第45章 Mr.0
「駄目だ水琴ちゃん。この近くにはいないみたいだ」
しばらくしてサンジが戻ってきた。
「二人の性格からしてそれほど遠くには行ってないと思ったんだが、他の奴らもどこ行ったんだ」
「サンジ、みんなを捜しに行こう」
きっと、この島で何かが起こっている。
ぴょんとメリー号から飛び降り、何かあった時すぐに分かるよう風を巡らしておく。
これで船を奪われる危険性は減るだろう。
「そういう使い方も出来るのか。便利なもんだなぁ」
「さ、早く!」
サンジの手を引っ張りジャングルの中へ入る。
大きな葉に日の光は遮られ、薄暗いジャングルは不気味さを一層際立たせている。
「ひっ?!」
唐突に目の前を飛ぶよく分からない虫に思わず悲鳴が漏れる。
「なんで、こんなに虫がいるの…!」
「そりゃあジャングルだからなぁ…」
理不尽に叫ぶ水琴に対してサンジは苦笑する。
「水琴ちゃん。
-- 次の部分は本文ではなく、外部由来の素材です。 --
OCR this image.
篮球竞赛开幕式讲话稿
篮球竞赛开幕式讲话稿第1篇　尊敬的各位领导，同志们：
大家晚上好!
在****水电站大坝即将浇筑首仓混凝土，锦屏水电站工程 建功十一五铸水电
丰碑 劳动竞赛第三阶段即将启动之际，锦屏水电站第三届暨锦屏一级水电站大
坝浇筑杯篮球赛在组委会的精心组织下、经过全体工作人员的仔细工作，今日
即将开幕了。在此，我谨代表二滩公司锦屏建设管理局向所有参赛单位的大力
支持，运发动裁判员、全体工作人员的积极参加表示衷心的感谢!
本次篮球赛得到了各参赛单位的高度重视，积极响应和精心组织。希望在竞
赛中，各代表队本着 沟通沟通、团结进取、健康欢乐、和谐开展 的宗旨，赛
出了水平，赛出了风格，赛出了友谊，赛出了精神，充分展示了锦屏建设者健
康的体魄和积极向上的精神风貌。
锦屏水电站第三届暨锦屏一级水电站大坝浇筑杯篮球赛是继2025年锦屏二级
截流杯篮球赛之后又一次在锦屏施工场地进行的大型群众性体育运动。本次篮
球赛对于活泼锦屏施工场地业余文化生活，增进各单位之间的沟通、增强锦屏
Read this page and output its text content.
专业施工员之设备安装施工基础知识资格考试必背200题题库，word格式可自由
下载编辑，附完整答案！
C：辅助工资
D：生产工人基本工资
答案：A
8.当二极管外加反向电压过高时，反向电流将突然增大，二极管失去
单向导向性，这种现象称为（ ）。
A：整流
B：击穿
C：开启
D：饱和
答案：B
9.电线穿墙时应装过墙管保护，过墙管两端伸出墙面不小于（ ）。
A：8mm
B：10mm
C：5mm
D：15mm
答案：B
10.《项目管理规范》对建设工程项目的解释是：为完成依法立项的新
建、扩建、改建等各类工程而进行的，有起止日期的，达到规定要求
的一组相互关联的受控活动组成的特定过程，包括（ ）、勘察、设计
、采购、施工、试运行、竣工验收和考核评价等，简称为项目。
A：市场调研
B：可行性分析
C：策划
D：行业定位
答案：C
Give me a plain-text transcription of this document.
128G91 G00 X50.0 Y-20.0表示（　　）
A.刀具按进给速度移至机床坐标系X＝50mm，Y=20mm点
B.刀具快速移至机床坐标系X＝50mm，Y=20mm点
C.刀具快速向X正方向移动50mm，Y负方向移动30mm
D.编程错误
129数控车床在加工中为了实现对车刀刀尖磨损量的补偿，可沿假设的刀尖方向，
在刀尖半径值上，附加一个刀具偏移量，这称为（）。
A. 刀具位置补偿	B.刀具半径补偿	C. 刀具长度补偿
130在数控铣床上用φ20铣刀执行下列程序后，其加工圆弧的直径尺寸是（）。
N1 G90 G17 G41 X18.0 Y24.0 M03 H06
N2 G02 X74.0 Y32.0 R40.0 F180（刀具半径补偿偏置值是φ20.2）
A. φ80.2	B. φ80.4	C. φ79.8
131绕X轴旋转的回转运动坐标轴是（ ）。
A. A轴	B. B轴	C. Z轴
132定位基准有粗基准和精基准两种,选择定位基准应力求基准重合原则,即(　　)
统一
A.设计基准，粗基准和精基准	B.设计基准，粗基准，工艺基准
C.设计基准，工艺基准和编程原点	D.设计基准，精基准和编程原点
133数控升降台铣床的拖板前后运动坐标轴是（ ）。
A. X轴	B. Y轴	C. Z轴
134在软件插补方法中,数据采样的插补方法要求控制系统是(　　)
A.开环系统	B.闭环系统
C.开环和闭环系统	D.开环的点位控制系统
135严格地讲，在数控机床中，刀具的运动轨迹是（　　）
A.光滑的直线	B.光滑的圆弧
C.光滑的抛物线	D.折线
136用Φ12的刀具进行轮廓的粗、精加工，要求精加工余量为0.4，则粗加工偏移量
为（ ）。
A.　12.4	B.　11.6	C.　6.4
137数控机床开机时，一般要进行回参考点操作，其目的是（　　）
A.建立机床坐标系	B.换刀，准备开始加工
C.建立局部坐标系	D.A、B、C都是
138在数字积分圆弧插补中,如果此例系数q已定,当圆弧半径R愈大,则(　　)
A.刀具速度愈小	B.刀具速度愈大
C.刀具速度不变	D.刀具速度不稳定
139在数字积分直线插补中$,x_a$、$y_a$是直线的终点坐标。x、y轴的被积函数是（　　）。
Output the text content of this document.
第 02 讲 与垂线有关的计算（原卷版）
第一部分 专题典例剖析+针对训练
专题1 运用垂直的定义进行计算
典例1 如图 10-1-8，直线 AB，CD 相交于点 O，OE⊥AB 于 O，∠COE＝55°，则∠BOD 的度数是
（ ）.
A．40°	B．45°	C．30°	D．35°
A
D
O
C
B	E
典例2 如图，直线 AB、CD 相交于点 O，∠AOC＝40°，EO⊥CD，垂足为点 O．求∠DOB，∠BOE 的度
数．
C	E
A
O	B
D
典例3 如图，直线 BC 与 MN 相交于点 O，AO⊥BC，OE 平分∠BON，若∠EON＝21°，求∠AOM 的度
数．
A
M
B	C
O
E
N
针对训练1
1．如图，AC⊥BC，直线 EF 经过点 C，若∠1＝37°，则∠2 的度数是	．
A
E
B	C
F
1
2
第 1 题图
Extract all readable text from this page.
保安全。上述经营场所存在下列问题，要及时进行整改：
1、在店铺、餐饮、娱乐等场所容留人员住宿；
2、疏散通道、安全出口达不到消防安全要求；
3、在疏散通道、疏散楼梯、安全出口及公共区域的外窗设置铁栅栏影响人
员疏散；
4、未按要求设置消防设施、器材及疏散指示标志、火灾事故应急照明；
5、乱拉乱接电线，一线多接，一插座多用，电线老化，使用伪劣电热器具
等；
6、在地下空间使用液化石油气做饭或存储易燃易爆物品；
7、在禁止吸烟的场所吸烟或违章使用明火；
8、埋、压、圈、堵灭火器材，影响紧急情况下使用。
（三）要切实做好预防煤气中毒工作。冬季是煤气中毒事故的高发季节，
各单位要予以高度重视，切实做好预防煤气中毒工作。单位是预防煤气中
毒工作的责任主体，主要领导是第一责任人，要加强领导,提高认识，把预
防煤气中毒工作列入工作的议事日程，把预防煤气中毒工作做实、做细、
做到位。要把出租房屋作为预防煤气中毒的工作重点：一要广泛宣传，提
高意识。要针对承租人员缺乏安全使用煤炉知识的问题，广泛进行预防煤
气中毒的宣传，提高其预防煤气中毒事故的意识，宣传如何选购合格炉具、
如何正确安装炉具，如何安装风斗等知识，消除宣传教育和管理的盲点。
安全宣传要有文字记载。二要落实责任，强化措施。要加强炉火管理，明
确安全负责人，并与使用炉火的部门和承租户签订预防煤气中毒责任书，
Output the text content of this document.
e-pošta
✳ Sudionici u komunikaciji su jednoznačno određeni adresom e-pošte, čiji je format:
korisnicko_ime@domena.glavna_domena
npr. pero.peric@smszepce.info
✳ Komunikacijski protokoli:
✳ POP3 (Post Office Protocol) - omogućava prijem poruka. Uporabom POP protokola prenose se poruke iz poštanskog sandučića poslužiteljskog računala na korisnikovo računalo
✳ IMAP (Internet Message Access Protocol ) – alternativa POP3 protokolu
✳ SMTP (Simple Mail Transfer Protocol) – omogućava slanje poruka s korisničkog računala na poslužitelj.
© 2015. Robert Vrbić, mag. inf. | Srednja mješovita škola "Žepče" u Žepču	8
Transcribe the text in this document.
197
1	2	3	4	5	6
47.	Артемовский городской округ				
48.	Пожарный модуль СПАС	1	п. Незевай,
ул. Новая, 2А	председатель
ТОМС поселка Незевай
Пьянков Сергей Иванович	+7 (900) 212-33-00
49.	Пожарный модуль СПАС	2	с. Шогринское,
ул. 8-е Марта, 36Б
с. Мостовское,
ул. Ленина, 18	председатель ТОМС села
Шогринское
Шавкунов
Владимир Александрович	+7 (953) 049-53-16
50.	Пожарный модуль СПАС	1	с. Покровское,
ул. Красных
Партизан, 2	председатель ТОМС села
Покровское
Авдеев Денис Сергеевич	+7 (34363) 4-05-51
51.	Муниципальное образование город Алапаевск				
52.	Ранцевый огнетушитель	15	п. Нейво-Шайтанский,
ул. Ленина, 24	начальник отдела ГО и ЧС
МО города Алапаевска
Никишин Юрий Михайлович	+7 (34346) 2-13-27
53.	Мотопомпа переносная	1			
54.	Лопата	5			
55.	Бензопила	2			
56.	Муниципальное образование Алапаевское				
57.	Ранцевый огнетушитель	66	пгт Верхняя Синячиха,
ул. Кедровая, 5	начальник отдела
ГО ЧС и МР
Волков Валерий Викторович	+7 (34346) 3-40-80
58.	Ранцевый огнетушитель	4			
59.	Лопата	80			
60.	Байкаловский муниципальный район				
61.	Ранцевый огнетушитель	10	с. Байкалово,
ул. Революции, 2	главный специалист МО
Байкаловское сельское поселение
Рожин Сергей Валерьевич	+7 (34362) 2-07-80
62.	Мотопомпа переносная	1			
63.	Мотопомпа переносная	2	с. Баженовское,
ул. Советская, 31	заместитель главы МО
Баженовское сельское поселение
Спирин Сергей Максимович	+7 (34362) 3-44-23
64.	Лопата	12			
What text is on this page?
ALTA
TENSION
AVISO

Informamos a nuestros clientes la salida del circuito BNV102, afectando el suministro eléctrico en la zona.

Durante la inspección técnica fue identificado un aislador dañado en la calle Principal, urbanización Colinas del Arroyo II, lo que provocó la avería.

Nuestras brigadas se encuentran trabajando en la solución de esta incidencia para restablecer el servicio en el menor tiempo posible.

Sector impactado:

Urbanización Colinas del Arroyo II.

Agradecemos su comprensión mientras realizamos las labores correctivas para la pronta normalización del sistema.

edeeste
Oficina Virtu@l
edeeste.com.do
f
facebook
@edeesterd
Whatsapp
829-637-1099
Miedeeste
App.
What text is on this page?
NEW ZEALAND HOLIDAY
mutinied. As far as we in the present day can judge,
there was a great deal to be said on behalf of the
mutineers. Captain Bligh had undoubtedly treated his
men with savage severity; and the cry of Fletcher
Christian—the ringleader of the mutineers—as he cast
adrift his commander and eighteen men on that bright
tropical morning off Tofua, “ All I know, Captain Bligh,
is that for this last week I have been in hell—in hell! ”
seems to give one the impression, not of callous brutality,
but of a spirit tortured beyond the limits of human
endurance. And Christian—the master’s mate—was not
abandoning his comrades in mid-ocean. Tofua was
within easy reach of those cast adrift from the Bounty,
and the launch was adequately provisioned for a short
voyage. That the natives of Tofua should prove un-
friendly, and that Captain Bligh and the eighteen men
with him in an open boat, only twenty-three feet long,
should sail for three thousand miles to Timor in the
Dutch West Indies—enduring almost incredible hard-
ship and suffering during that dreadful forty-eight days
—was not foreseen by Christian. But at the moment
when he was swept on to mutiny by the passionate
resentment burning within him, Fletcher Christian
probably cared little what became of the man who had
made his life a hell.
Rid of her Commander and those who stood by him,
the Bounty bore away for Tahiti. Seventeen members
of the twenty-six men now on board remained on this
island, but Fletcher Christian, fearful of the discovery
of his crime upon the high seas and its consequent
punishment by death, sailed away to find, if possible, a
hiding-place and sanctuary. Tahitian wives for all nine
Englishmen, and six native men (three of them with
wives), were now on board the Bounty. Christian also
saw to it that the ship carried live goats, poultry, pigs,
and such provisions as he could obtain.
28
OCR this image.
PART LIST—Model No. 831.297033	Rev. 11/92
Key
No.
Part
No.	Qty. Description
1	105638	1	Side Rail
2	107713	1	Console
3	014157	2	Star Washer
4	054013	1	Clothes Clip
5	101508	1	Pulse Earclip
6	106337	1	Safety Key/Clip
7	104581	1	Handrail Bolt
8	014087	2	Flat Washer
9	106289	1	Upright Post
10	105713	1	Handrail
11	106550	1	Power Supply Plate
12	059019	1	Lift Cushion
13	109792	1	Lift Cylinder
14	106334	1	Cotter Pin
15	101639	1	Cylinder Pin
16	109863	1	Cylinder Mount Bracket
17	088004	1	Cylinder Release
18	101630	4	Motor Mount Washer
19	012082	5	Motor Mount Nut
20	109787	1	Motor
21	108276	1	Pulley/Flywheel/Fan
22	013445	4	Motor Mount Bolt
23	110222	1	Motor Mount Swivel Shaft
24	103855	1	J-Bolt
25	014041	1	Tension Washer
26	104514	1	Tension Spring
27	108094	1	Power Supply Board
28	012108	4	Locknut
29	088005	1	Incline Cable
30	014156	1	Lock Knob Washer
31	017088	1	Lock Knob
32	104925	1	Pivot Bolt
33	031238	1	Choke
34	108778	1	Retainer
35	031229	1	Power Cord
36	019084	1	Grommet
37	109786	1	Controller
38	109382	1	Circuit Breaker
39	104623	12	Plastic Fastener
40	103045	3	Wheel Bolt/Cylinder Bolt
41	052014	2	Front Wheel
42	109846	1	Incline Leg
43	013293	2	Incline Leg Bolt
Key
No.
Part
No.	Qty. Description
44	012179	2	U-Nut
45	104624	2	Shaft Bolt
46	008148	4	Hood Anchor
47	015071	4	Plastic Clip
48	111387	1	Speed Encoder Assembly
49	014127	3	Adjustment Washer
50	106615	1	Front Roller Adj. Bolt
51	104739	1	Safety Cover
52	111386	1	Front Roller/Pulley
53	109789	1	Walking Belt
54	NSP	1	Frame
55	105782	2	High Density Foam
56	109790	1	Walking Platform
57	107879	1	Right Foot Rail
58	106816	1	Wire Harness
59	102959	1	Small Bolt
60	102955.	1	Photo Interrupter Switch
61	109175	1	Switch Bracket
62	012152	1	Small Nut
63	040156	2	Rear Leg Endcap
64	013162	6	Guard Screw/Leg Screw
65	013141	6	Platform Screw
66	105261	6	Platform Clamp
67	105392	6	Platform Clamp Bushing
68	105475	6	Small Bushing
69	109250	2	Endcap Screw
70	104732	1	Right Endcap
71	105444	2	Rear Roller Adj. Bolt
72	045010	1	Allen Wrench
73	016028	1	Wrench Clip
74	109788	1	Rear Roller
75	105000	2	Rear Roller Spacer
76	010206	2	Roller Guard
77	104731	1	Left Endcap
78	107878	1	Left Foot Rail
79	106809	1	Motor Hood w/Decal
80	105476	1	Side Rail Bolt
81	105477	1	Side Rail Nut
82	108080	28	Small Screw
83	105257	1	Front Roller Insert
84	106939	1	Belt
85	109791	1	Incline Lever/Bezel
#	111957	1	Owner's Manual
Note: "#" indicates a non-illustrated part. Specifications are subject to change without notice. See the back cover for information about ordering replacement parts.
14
そんなに虫が怖かったら船で待ってていいんだぜ?俺が捜しに行くから…」
「駄目。みんなが危険かもしれないのに、私だけ待ってるなんて嫌」
サンジの申し出にはきっぱり断る。
しかしやはり虫は怖い。
また急に出てこないかとびくびくしながら周囲を窺っていると不意に肩に温かい何かが掛けられた。
「どうぞお嬢さん。羽織ってるだけで多少ましだろう」
「サンジ……」
上着を脱いだサンジがにっこりと笑う。
それにありがとうと返し、水琴はサンジの上着をしっかりと着直した。
「うわ、やっぱり大きい…」
ただでさえ小柄な水琴。
サンジのスーツの袖は水琴の腕を指先まですっぽりと覆い隠していた。
安心感はあるが、咄嗟の時手を使いづらいのは少々困る。
「どうしよう、これ折っちゃっても平気?」
くるりとサンジの方を見ればふるふると悶えているサンジ。
「男物のぶかぶかスーツ…水琴ちゃんグッジョブ!」
何やら分からないがクリーンヒットだったらしい。